We went further and did a little statistics on these results, and this is what we got:

  • Among the 2,779 questions, approximately 190 are tagged as "Most Frequent" on Stack Overflow, indicating these issues have been linked numerous times. This suggests that at least 190 times, a developer encountered a problem similar to one faced by another. Intriguingly, some questions from this subset have attracted over 2 million views, hinting that a significant number of developers encounter similar issues with NullReferenceException.

  • Recent questions, even those posted just a few days ago, have already attracted about 30 views each.

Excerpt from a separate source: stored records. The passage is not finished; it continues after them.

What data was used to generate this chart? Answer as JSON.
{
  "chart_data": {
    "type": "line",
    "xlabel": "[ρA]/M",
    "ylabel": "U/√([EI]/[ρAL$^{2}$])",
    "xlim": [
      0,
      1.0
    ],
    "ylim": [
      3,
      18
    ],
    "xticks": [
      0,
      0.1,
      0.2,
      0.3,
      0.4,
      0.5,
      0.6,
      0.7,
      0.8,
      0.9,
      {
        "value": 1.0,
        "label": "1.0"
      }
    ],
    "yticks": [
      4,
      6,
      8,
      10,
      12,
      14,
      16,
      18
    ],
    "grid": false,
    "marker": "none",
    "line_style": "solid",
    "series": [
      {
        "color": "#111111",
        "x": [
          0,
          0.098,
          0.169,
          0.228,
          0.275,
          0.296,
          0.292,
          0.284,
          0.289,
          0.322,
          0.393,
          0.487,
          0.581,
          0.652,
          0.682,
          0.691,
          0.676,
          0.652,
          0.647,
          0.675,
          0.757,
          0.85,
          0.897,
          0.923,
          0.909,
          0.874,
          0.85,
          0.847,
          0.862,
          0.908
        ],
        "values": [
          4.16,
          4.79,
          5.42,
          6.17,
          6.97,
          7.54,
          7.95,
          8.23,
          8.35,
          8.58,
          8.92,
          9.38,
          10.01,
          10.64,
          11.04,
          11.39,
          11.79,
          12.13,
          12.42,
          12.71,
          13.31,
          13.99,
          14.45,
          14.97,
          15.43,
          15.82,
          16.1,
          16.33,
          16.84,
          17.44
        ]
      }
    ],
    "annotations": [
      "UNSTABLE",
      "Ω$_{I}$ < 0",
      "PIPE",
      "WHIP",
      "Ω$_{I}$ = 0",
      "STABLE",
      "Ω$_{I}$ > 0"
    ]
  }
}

  • The most viewed question boasts 2,146,584 views, closely followed by another with 1,982,359 views. The total views for all questions in our analysis reached 12,074,710, underscoring the widespread nature of these queries. This level of engagement suggests a continuing challenge for many in dealing with NullReferenceExceptions.

It's worth mentioning that our findings are based solely on Stack Overflow questions tagged with 'null reference exception,' representing only 0.012% of all tagged questions (with the total being 23,897,356). Expanding our search to include various related tags or looking beyond Stack Overflow would likely reveal many more questions, but let's just say it's probably best not to go down that rabbit hole.

In conclusion, although this data represents just a small portion of all questions on Stack Overflow, it highlights two things: first, we're more aware of and have better tools for dealing with Null References now; second, we still struggle to debug and smoothly handle them without overusing if-else statements, which might not catch all Null Reference cases.

It's important to admit when you're wrong

Tony Hoare might have introduced something that will continue to challenge us for many years to come, but it's also possible to see him as an inspiration. Certainly, he's not the only one to have made a costly mistake; many major companies have made errors that were potentially much larger and more expensive. So, why regard him as an inspiration?

Because first of all, he recognized his mistake and openly admitted it to the world. It may have taken him 40 years, but admitting a mistake is commendable, no matter when it happens. Additionally, Tony Hoare has achieved something else noteworthy: the issue of null references has made us more cautious and attentive when assigning values to variables. Perhaps a less costly lesson would have been preferable, but things are as they are.

Aside from some interesting facts about null reference exceptions, I hope this blog reminds you that, in the end, the real fault lies not in making mistakes but in failing to own them.